Canadian ballet dancer and director

Aaron S. Watkin (born ) is a Canadian ballet company director and former dancer. He became the artistic director of the English National Ballet in 2023.

He began his dance career in 1988 at the National Ballet of Canada, and went on to perform at the English National Ballet, the Dutch National Ballet, the Frankfurt Ballet and the Spanish National Dance Company. Between 2006 and 2023, he served as the artistic director of Dresden Semperoper Ballett.

==Early life and training==
Watkin was born and raised in Duncan, British Columbia. He began training at Canada's National Ballet School in 1983 and graduated in 1988. He received the first Erik Bruhn Memorial Award in 1988.

==Career==
Watkin began dancing with the National Ballet of Canada in 1988, after graduating. He left Canada for Europe at age 20, and danced at English National Ballet, where he remained for two seasons, Dutch National Ballet, William Forsythe's Frankfurt Ballet and Nacho Duato's Spanish National Dance Company. In 2002, he became the associate artistic director at Victor Ullate Ballet. After he retired from performing, he worked as Forsythe's choreographic assistant and staged his works across the world, including at the Kirov Ballet and Paris Opera Ballet.

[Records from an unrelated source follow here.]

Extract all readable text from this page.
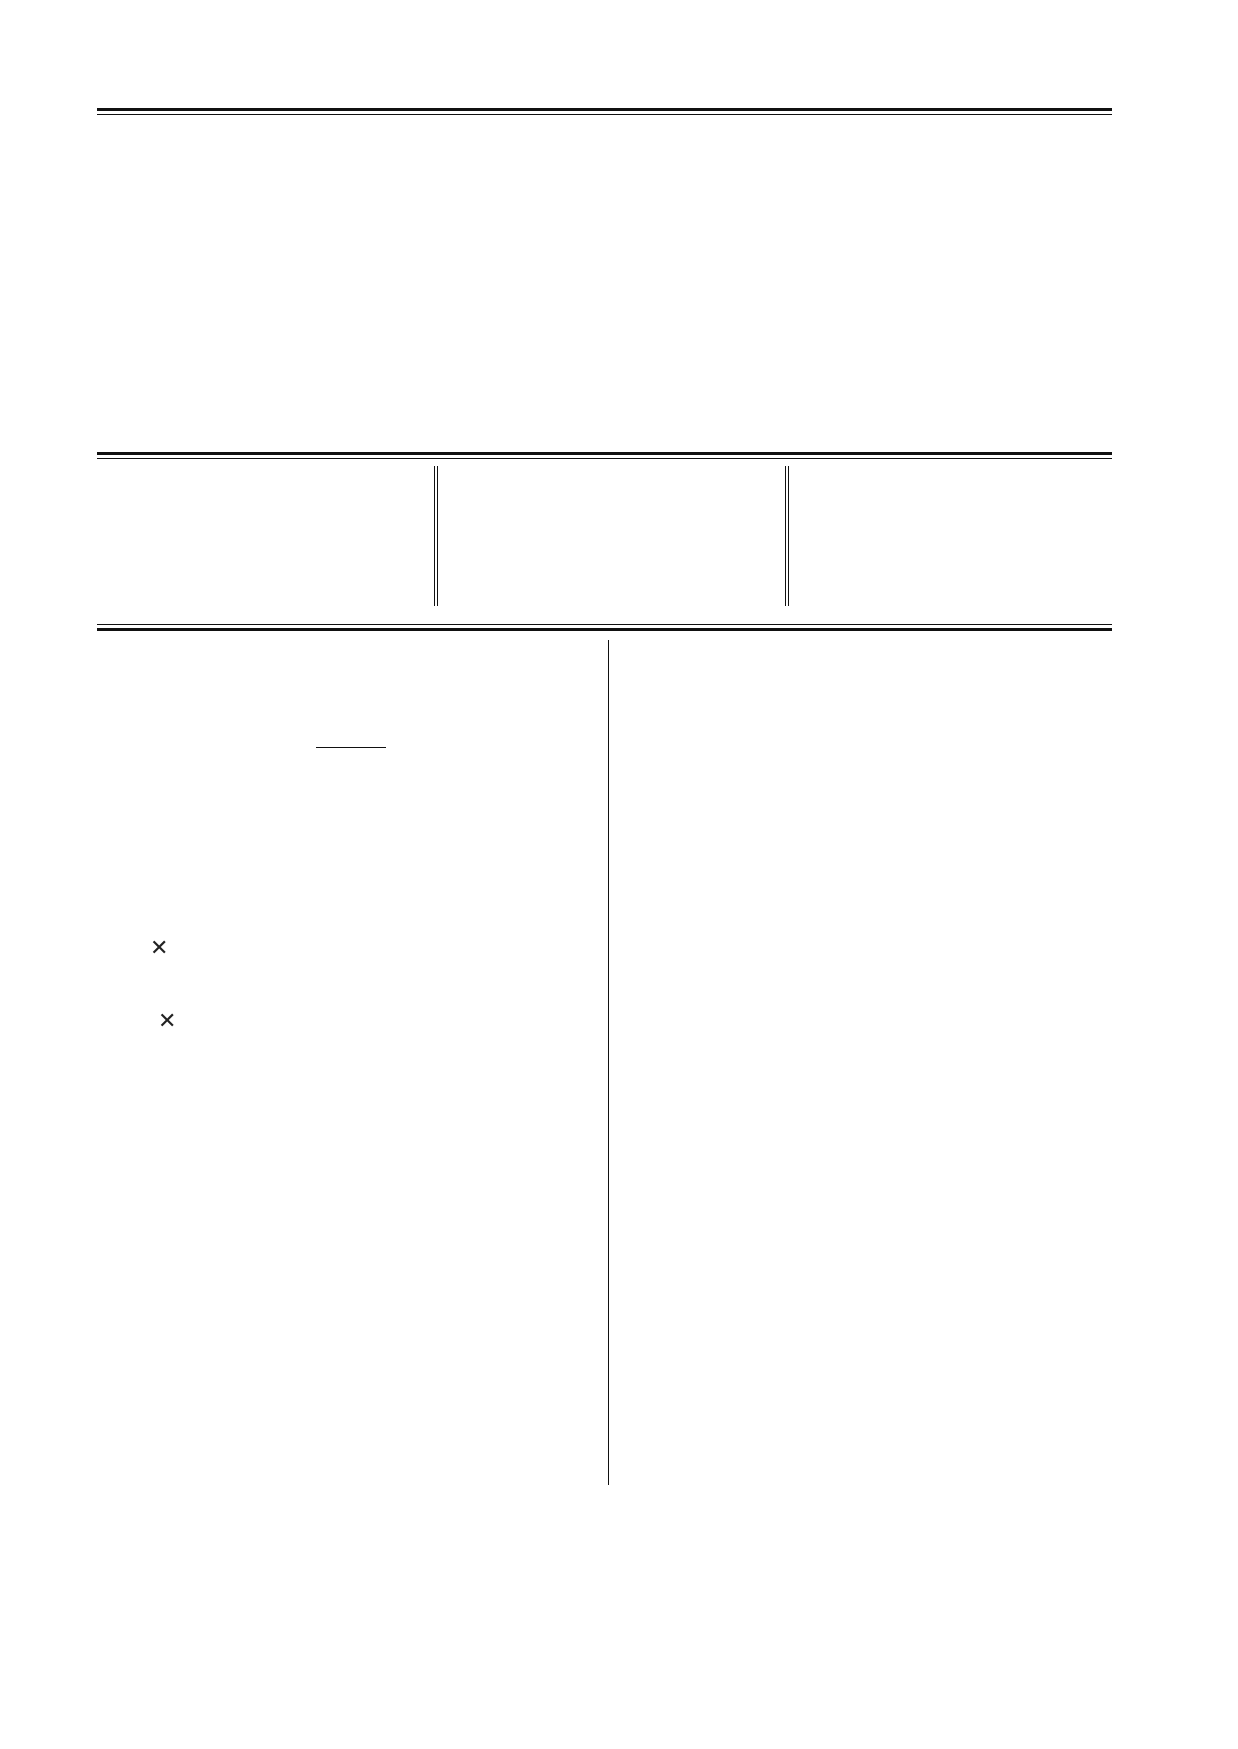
✕
✕
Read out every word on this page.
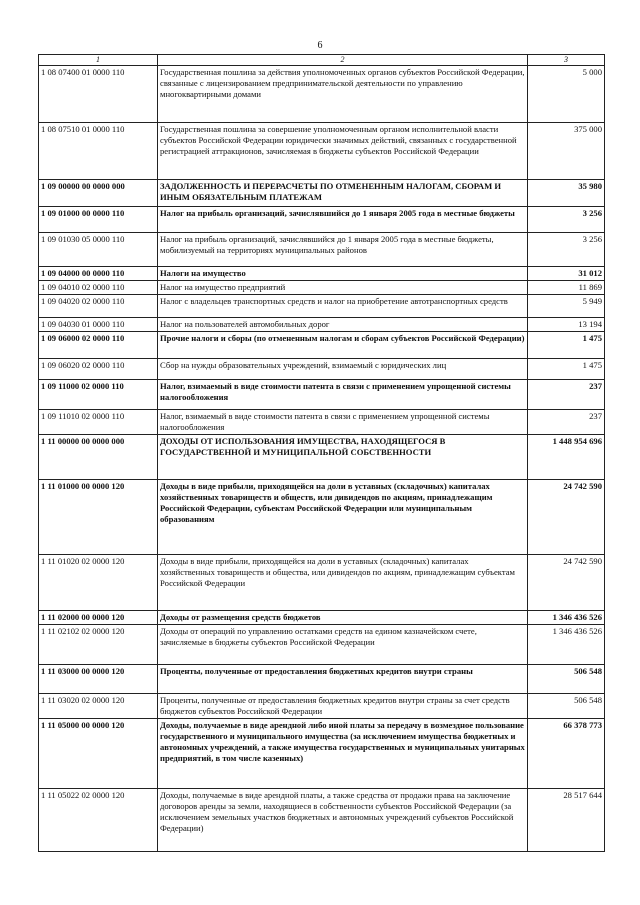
6
1	2	3
1 08 07400 01 0000 110	Государственная пошлина за действия уполномоченных органов субъектов Российской Федерации, связанные с лицензированием предпринимательской деятельности по управлению многоквартирными домами	5 000
1 08 07510 01 0000 110	Государственная пошлина за совершение уполномоченным органом исполнительной власти субъектов Российской Федерации юридически значимых действий, связанных с государственной регистрацией аттракционов, зачисляемая в бюджеты субъектов Российской Федерации	375 000
1 09 00000 00 0000 000	ЗАДОЛЖЕННОСТЬ И ПЕРЕРАСЧЕТЫ ПО ОТМЕНЕННЫМ НАЛОГАМ, СБОРАМ И ИНЫМ ОБЯЗАТЕЛЬНЫМ ПЛАТЕЖАМ	35 980
1 09 01000 00 0000 110	Налог на прибыль организаций, зачислявшийся до 1 января 2005 года в местные бюджеты	3 256
1 09 01030 05 0000 110	Налог на прибыль организаций, зачислявшийся до 1 января 2005 года в местные бюджеты, мобилизуемый на территориях муниципальных районов	3 256
1 09 04000 00 0000 110	Налоги на имущество	31 012
1 09 04010 02 0000 110	Налог на имущество предприятий	11 869
1 09 04020 02 0000 110	Налог с владельцев транспортных средств и налог на приобретение автотранспортных средств	5 949
1 09 04030 01 0000 110	Налог на пользователей автомобильных дорог	13 194
1 09 06000 02 0000 110	Прочие налоги и сборы (по отмененным налогам и сборам субъектов Российской Федерации)	1 475
1 09 06020 02 0000 110	Сбор на нужды образовательных учреждений, взимаемый с юридических лиц	1 475
1 09 11000 02 0000 110	Налог, взимаемый в виде стоимости патента в связи с применением упрощенной системы налогообложения	237
1 09 11010 02 0000 110	Налог, взимаемый в виде стоимости патента в связи с применением упрощенной системы налогообложения	237
1 11 00000 00 0000 000	ДОХОДЫ ОТ ИСПОЛЬЗОВАНИЯ ИМУЩЕСТВА, НАХОДЯЩЕГОСЯ В ГОСУДАРСТВЕННОЙ И МУНИЦИПАЛЬНОЙ СОБСТВЕННОСТИ	1 448 954 696
1 11 01000 00 0000 120	Доходы в виде прибыли, приходящейся на доли в уставных (складочных) капиталах хозяйственных товариществ и обществ, или дивидендов по акциям, принадлежащим Российской Федерации, субъектам Российской Федерации или муниципальным образованиям	24 742 590
1 11 01020 02 0000 120	Доходы в виде прибыли, приходящейся на доли в уставных (складочных) капиталах хозяйственных товариществ и общества, или дивидендов по акциям, принадлежащим субъектам Российской Федерации	24 742 590
1 11 02000 00 0000 120	Доходы от размещения средств бюджетов	1 346 436 526
1 11 02102 02 0000 120	Доходы от операций по управлению остатками средств на едином казначейском счете, зачисляемые в бюджеты субъектов Российской Федерации	1 346 436 526
1 11 03000 00 0000 120	Проценты, полученные от предоставления бюджетных кредитов внутри страны	506 548
1 11 03020 02 0000 120	Проценты, полученные от предоставления бюджетных кредитов внутри страны за счет средств бюджетов субъектов Российской Федерации	506 548
1 11 05000 00 0000 120	Доходы, получаемые в виде арендной либо иной платы за передачу в возмездное пользование государственного и муниципального имущества (за исключением имущества бюджетных и автономных учреждений, а также имущества государственных и муниципальных унитарных предприятий, в том числе казенных)	66 378 773
1 11 05022 02 0000 120	Доходы, получаемые в виде арендной платы, а также средства от продажи права на заключение договоров аренды за земли, находящиеся в собственности субъектов Российской Федерации (за исключением земельных участков бюджетных и автономных учреждений субъектов Российской Федерации)	28 517 644
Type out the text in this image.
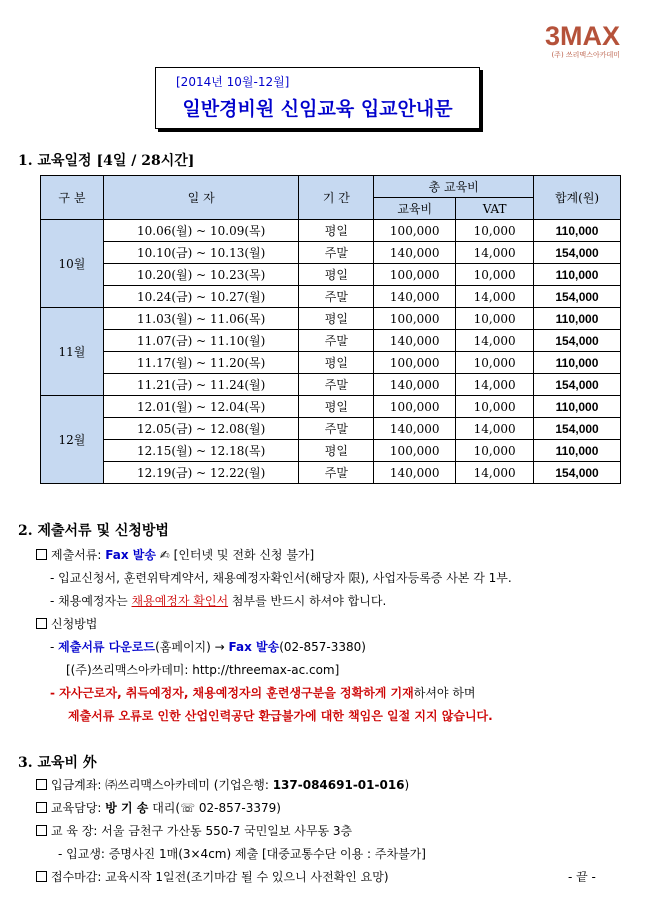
3MAX
(주) 쓰리맥스아카데미
[2014년 10월-12월]
일반경비원 신임교육 입교안내문
1. 교육일정 [4일 / 28시간]
구 분	일 자	기 간	총 교육비		합계(원)
			교육비	VAT	
10월	10.06(월) ~ 10.09(목)	평일	100,000	10,000	110,000
	10.10(금) ~ 10.13(월)	주말	140,000	14,000	154,000
	10.20(월) ~ 10.23(목)	평일	100,000	10,000	110,000
	10.24(금) ~ 10.27(월)	주말	140,000	14,000	154,000
11월	11.03(월) ~ 11.06(목)	평일	100,000	10,000	110,000
	11.07(금) ~ 11.10(월)	주말	140,000	14,000	154,000
	11.17(월) ~ 11.20(목)	평일	100,000	10,000	110,000
	11.21(금) ~ 11.24(월)	주말	140,000	14,000	154,000
12월	12.01(월) ~ 12.04(목)	평일	100,000	10,000	110,000
	12.05(금) ~ 12.08(월)	주말	140,000	14,000	154,000
	12.15(월) ~ 12.18(목)	평일	100,000	10,000	110,000
	12.19(금) ~ 12.22(월)	주말	140,000	14,000	154,000
2. 제출서류 및 신청방법
제출서류: Fax 발송 ✍ [인터넷 및 전화 신청 불가]
- 입교신청서, 훈련위탁계약서, 채용예정자확인서(해당자 限), 사업자등록증 사본 각 1부.
- 채용예정자는 채용예정자 확인서 첨부를 반드시 하셔야 합니다.
신청방법
- 제출서류 다운로드(홈페이지) → Fax 발송(02-857-3380)
[(주)쓰리맥스아카데미: http://threemax-ac.com]
- 자사근로자, 취득예정자, 채용예정자의 훈련생구분을 정확하게 기재하셔야 하며
제출서류 오류로 인한 산업인력공단 환급불가에 대한 책임은 일절 지지 않습니다.
3. 교육비 外
입금계좌: ㈜쓰리맥스아카데미 (기업은행: 137-084691-01-016)
교육담당: 방 기 송 대리(☏ 02-857-3379)
교 육 장: 서울 금천구 가산동 550-7 국민일보 사무동 3층
- 입교생: 증명사진 1매(3×4cm) 제출 [대중교통수단 이용 : 주차불가]
접수마감: 교육시작 1일전(조기마감 될 수 있으니 사전확인 요망)	- 끝 -
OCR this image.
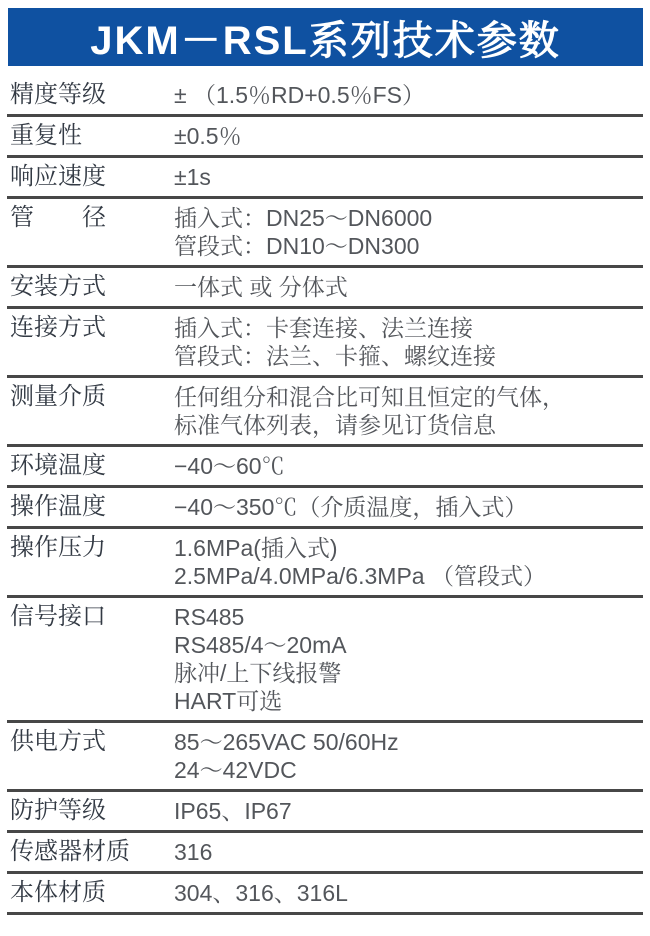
JKM－RSL系列技术参数
精度等级	± （1.5％RD+0.5％FS）

重复性	±0.5％

响应速度	±1s

管　　径	插入式：DN25～DN6000
管段式：DN10～DN300

安装方式	一体式 或 分体式

连接方式	插入式：卡套连接、法兰连接
管段式：法兰、卡箍、螺纹连接

测量介质	任何组分和混合比可知且恒定的气体，
标准气体列表，请参见订货信息

环境温度	−40～60℃

操作温度	−40～350℃（介质温度，插入式）

操作压力	1.6MPa(插入式)
2.5MPa/4.0MPa/6.3MPa （管段式）

信号接口	RS485
RS485/4～20mA
脉冲/上下线报警
HART可选

供电方式	85～265VAC 50/60Hz
24～42VDC

防护等级	IP65、IP67

传感器材质	316

本体材质	304、316、316L
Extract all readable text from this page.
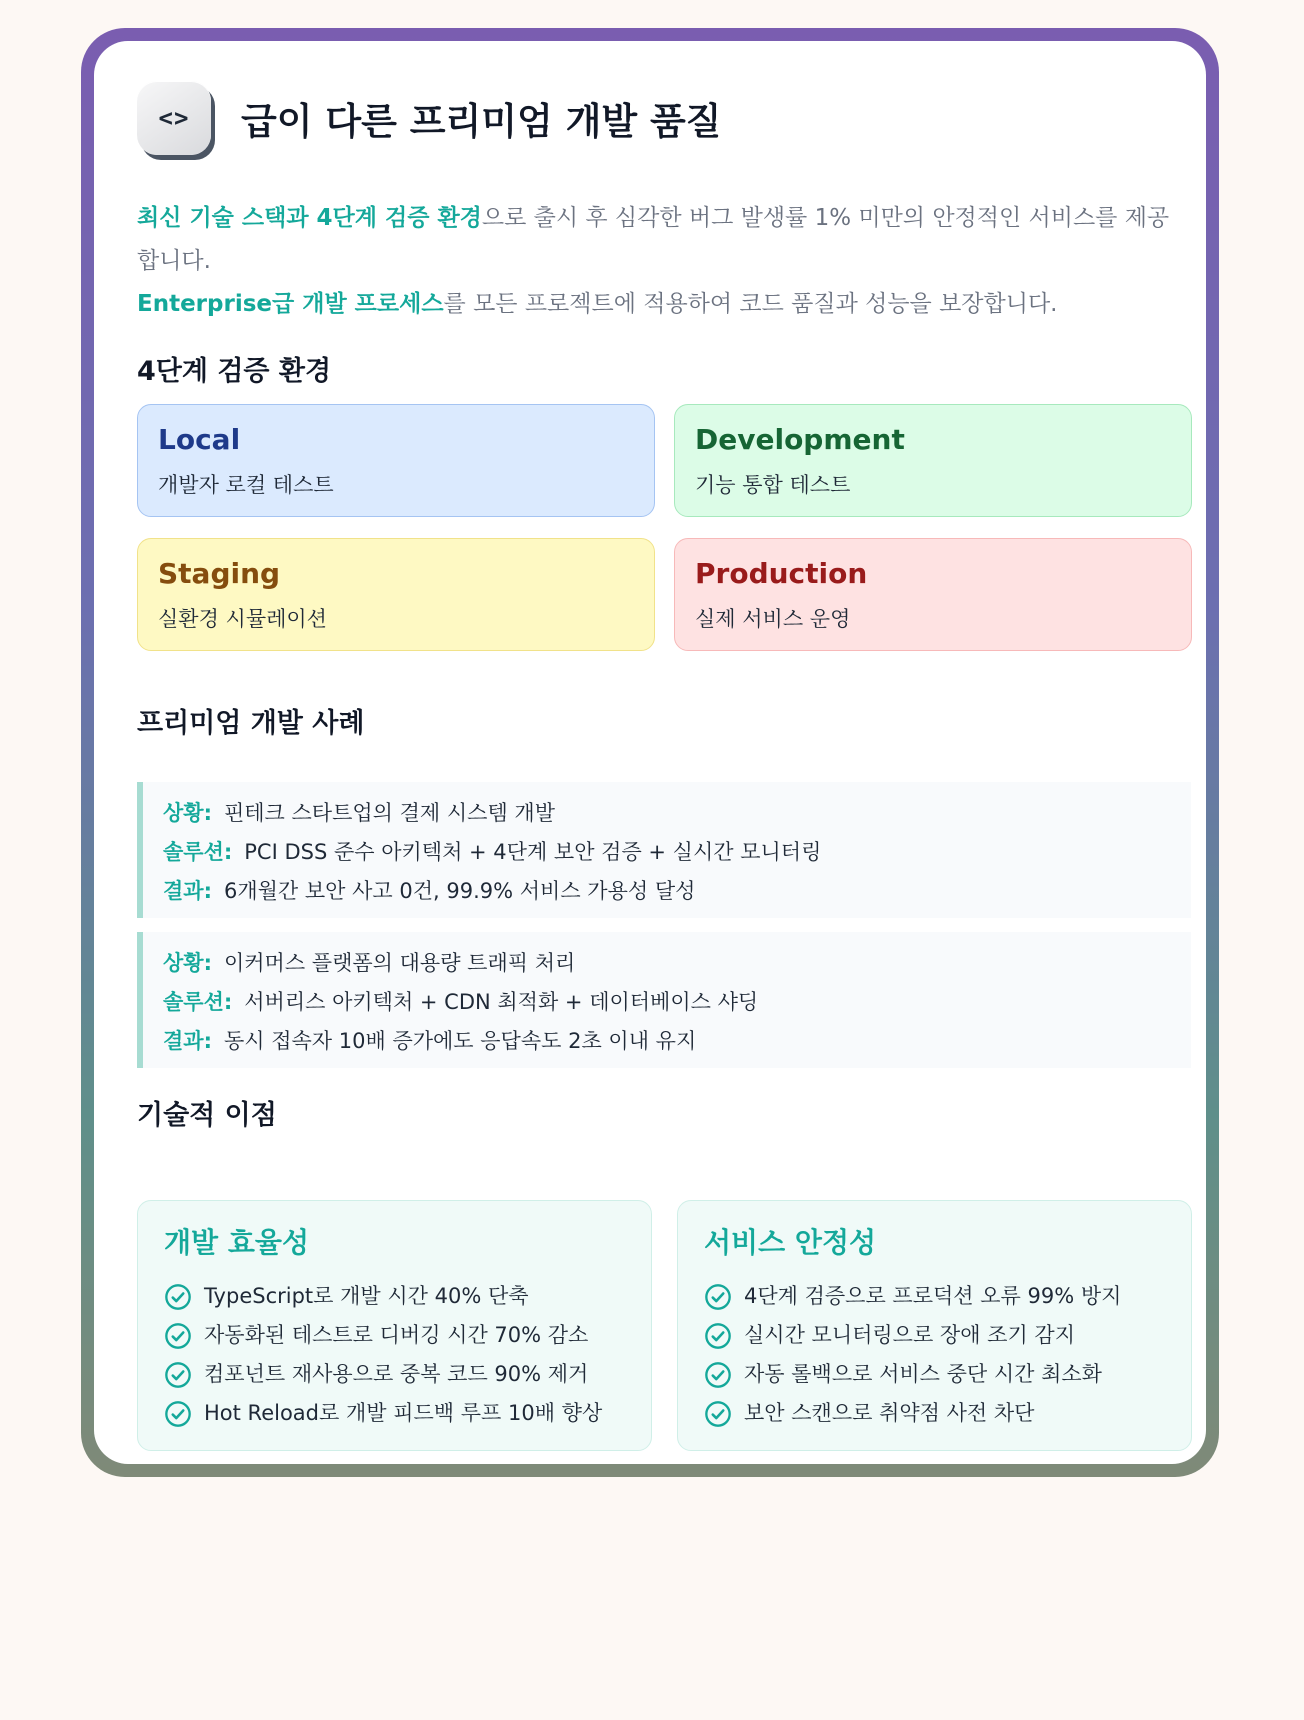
<>	급이 다른 프리미엄 개발 품질
최신 기술 스택과 4단계 검증 환경으로 출시 후 심각한 버그 발생률 1% 미만의 안정적인 서비스를 제공합니다.
Enterprise급 개발 프로세스를 모든 프로젝트에 적용하여 코드 품질과 성능을 보장합니다.
4단계 검증 환경
Local
개발자 로컬 테스트
Development
기능 통합 테스트
Staging
실환경 시뮬레이션
Production
실제 서비스 운영
프리미엄 개발 사례
상황: 핀테크 스타트업의 결제 시스템 개발
솔루션: PCI DSS 준수 아키텍처 + 4단계 보안 검증 + 실시간 모니터링
결과: 6개월간 보안 사고 0건, 99.9% 서비스 가용성 달성
상황: 이커머스 플랫폼의 대용량 트래픽 처리
솔루션: 서버리스 아키텍처 + CDN 최적화 + 데이터베이스 샤딩
결과: 동시 접속자 10배 증가에도 응답속도 2초 이내 유지
기술적 이점
개발 효율성
TypeScript로 개발 시간 40% 단축
자동화된 테스트로 디버깅 시간 70% 감소
컴포넌트 재사용으로 중복 코드 90% 제거
Hot Reload로 개발 피드백 루프 10배 향상
서비스 안정성
4단계 검증으로 프로덕션 오류 99% 방지
실시간 모니터링으로 장애 조기 감지
자동 롤백으로 서비스 중단 시간 최소화
보안 스캔으로 취약점 사전 차단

In 2006, Watkin became the artistic director of Dresden Semperoper Ballett, after staging a Forsythe program there the previous year. At the time, Watkin was relatively unknown, and was offered the position when then-Semperoper general director Gerd Uecker asked Forsythe's advice on a candidate who could shift the ballet company's direction from a classical company to one with a more diverse repertoire, and Forsythe recommended Watkin. In order to pursue his vision, he let go of 25 dancers, half of the company, and recruited new ones across Europe. He also appointed David Dawson as resident choreographer and acquired works by contemporary ballet choreographers such as Forsythe, Jiří Kylián, Mats Ek, Alexander Ekman and Stijn Celis, as well as older works by George Balanchine, Martha Graham, Pina Bausch and John Neumeier. Watkin also staged his own productions of classical ballets for the company, including Swan Lake, The Sleeping Beauty, The Nutcracker and Don Quixote.

In August 2022, Watkin was announced as the incoming artistic director of the English National Ballet the following year, three decades after he first danced there, succeeding Tamara Rojo. In March 2023, whilst still artistic director designate, he announced the programming his first season at the company. He officially took role in August 2023.